NATO urges common standards and curbs on protectionism to boost artillery output

By Sabine Siebold

BERLIN (Reuters) – NATO is pushing its members to overcome protectionist tendencies and agree on a single standard for artillery ammunition to boost production of urgently needed 155mm shells while driving down prices that have soared since Russia’s invasion of Ukraine.

Admiral Rob Bauer, head of the North Atlantic Treaty Organization’s military committee, called on member countries to stop protecting national arms makers, whose current business model he compared to that of companies producing printers.

“The manufacturer will not get rich because of the printers that they make, but because of the ink,” Bauer told Reuters in an interview published on Tuesday.

“If you make an artillery round that only fits in the gun that you make, then you force the users to buy your ammunition.”

According to Bauer, the price for one artillery shell has gone up to 8,000 euros ($8,489.60) from 2,000 euros before Russia’s attack on Ukraine.

Western countries have been scrambling to boost the output of artillery shells as Kyiv, firing thousands of rounds a day, has been burning through supplies much faster than the allies can produce them.

While there is a NATO standard for artillery ammunition, its implementation is voluntary and a lack of adherence by various countries has led to a fragmentation of the market and hampered the flow of supplies.

Bauer said 14 NATO nations reserved the right to deviate from the standard, meaning there were 14 different types of 155 millimetre ammunition.
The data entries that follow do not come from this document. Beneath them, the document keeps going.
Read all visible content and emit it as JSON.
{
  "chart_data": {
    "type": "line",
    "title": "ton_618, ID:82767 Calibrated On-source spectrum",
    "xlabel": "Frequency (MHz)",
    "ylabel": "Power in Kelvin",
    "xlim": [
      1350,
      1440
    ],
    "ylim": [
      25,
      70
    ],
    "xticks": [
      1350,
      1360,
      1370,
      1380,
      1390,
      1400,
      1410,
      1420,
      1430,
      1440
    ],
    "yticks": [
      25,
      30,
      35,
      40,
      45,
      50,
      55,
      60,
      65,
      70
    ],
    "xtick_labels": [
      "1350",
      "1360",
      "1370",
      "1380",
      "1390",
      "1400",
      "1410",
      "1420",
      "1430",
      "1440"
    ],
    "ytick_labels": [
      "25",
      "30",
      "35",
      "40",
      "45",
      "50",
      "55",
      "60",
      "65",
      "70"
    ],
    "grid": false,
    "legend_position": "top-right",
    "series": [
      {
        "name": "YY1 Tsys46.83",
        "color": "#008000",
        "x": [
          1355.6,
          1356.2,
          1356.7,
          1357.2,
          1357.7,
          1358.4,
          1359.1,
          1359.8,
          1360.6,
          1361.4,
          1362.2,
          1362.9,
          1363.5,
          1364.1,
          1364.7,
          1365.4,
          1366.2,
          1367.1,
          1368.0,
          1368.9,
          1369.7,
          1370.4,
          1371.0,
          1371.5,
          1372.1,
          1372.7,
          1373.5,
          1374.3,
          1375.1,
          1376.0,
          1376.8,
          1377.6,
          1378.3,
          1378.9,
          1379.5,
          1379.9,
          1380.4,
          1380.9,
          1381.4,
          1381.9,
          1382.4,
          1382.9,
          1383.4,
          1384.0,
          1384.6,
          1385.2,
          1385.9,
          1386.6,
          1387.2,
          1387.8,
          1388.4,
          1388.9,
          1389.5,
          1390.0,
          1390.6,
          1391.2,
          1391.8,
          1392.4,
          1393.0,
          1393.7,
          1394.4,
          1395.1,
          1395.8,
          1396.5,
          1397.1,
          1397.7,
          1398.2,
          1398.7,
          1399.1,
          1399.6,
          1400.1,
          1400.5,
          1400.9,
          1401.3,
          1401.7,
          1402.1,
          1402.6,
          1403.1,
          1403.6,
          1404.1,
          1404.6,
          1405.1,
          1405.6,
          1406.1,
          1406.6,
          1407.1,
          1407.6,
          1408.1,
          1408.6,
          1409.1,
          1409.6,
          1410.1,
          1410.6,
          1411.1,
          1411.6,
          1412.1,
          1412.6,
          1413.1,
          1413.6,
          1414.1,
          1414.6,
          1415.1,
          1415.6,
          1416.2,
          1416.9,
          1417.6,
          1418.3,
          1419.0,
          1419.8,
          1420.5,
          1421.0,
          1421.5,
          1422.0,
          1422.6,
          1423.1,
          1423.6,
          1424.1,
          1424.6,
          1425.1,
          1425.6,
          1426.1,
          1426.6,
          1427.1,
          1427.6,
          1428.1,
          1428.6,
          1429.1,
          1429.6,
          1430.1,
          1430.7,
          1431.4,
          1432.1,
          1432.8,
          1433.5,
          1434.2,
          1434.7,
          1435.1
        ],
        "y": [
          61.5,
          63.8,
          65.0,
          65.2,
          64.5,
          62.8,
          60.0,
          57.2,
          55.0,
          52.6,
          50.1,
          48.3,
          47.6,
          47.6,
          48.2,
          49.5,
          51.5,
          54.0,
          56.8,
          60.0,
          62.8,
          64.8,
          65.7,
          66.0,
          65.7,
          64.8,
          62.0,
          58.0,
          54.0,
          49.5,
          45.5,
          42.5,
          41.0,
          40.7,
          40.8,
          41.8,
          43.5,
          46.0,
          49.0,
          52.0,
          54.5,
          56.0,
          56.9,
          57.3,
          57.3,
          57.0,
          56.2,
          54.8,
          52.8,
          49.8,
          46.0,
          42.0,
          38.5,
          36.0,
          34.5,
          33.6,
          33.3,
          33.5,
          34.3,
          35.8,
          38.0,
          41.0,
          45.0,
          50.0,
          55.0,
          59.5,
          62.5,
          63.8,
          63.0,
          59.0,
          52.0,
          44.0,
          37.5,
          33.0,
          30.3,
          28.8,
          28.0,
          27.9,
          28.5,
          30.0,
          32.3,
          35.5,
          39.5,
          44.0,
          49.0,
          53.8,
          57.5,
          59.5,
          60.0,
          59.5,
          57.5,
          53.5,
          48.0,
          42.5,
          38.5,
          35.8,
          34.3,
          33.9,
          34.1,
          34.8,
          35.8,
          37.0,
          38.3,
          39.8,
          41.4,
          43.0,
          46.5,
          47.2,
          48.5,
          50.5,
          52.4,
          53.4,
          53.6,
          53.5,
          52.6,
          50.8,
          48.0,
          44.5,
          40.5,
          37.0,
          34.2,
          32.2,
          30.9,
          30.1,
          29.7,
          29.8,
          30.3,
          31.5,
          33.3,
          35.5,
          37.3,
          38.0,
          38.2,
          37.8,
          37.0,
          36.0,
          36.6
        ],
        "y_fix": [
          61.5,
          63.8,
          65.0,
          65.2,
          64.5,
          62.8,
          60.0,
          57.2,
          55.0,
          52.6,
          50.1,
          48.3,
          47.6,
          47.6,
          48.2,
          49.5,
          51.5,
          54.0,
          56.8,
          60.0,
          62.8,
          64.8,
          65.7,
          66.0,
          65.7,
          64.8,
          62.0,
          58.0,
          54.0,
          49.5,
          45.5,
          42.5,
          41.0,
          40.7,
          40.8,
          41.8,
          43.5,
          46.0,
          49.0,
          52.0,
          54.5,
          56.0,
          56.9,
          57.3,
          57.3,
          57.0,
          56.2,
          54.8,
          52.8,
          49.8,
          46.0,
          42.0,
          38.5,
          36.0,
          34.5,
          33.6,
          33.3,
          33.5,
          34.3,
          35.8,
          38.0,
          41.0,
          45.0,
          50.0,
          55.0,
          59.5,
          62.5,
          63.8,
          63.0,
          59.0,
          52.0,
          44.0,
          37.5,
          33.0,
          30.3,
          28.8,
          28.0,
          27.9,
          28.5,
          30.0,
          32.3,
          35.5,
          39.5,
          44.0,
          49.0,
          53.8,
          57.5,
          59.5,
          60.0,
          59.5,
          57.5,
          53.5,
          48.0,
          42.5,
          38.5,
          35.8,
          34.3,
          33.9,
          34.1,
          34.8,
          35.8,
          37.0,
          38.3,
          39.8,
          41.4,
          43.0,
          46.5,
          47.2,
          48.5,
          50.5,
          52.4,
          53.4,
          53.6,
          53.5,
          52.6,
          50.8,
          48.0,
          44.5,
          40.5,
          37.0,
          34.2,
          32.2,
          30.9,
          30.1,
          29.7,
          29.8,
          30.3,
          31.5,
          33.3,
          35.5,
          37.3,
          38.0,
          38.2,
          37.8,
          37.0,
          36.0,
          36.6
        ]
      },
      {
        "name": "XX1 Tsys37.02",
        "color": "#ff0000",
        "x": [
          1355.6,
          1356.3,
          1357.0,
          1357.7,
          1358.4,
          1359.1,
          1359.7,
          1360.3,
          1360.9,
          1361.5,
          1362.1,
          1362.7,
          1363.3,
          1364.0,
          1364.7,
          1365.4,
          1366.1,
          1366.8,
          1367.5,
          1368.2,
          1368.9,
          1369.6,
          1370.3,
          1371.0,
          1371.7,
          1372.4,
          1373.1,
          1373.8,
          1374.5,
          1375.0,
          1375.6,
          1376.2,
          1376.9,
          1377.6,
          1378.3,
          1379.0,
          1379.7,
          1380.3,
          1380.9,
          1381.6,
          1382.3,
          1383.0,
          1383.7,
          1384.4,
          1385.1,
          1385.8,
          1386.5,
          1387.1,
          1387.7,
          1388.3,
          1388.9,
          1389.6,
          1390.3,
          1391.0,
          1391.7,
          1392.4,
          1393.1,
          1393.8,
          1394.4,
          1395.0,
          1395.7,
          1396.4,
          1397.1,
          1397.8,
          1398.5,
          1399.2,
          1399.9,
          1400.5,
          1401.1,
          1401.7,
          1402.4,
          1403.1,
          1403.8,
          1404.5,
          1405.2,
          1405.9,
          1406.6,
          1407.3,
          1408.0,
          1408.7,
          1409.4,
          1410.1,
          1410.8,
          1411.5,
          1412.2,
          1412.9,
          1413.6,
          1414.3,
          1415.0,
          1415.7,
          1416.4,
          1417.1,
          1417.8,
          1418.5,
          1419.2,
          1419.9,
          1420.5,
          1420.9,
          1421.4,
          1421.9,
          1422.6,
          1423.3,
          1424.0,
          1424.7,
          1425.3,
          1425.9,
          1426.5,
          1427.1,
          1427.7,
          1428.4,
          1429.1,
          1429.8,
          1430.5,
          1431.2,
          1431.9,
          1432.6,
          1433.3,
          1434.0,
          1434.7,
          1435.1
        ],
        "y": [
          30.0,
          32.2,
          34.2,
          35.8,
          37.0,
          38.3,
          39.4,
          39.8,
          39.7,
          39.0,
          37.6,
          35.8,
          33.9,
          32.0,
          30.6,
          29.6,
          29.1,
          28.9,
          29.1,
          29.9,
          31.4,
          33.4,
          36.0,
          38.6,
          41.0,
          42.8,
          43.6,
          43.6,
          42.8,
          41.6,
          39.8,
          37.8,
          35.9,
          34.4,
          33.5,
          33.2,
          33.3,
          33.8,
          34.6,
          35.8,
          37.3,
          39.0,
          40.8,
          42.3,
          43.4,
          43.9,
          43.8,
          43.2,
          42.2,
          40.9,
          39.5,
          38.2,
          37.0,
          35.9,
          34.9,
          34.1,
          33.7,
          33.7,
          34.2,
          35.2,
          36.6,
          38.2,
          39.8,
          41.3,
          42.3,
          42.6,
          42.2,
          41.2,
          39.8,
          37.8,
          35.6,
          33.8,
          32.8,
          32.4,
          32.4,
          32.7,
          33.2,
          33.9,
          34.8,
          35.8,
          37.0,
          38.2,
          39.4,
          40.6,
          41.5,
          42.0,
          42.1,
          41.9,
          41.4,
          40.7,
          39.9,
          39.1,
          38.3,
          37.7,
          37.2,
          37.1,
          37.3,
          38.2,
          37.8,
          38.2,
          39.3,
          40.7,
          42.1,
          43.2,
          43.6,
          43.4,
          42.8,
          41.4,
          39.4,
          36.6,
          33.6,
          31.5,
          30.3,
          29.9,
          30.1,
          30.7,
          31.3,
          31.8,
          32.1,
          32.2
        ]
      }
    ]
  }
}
He attributed the backsliding on standardisation to a defence market that has shrunk drastically since the Cold War, when NATO countries spent 3%-6% of GDP on the military.

“The number of buyers went down, the amount of money went down, and so everybody was protecting their own industry,” the admiral noted, saying that, during the Cold War “everybody was getting a piece of the pie”.

However, referring to significantly increased defence spending in previous years, Bauer said he was convinced that for the next 15 years there was enough money to be earned for the industry.

With NATO nations in the process of replenishing inventories depleted by donations to Kyiv, Bauer said now was the right time to break the cycle and make a new push for standardisation, also with a view to other areas such as transportation and medical supplies.

“If I look at the position of the soldier in the battlefield, they want interchangeability because they want to have a box of 155 millimetre artillery rounds,” he said. “And they don’t care who produced them, as long as they fit and they can shoot straight.”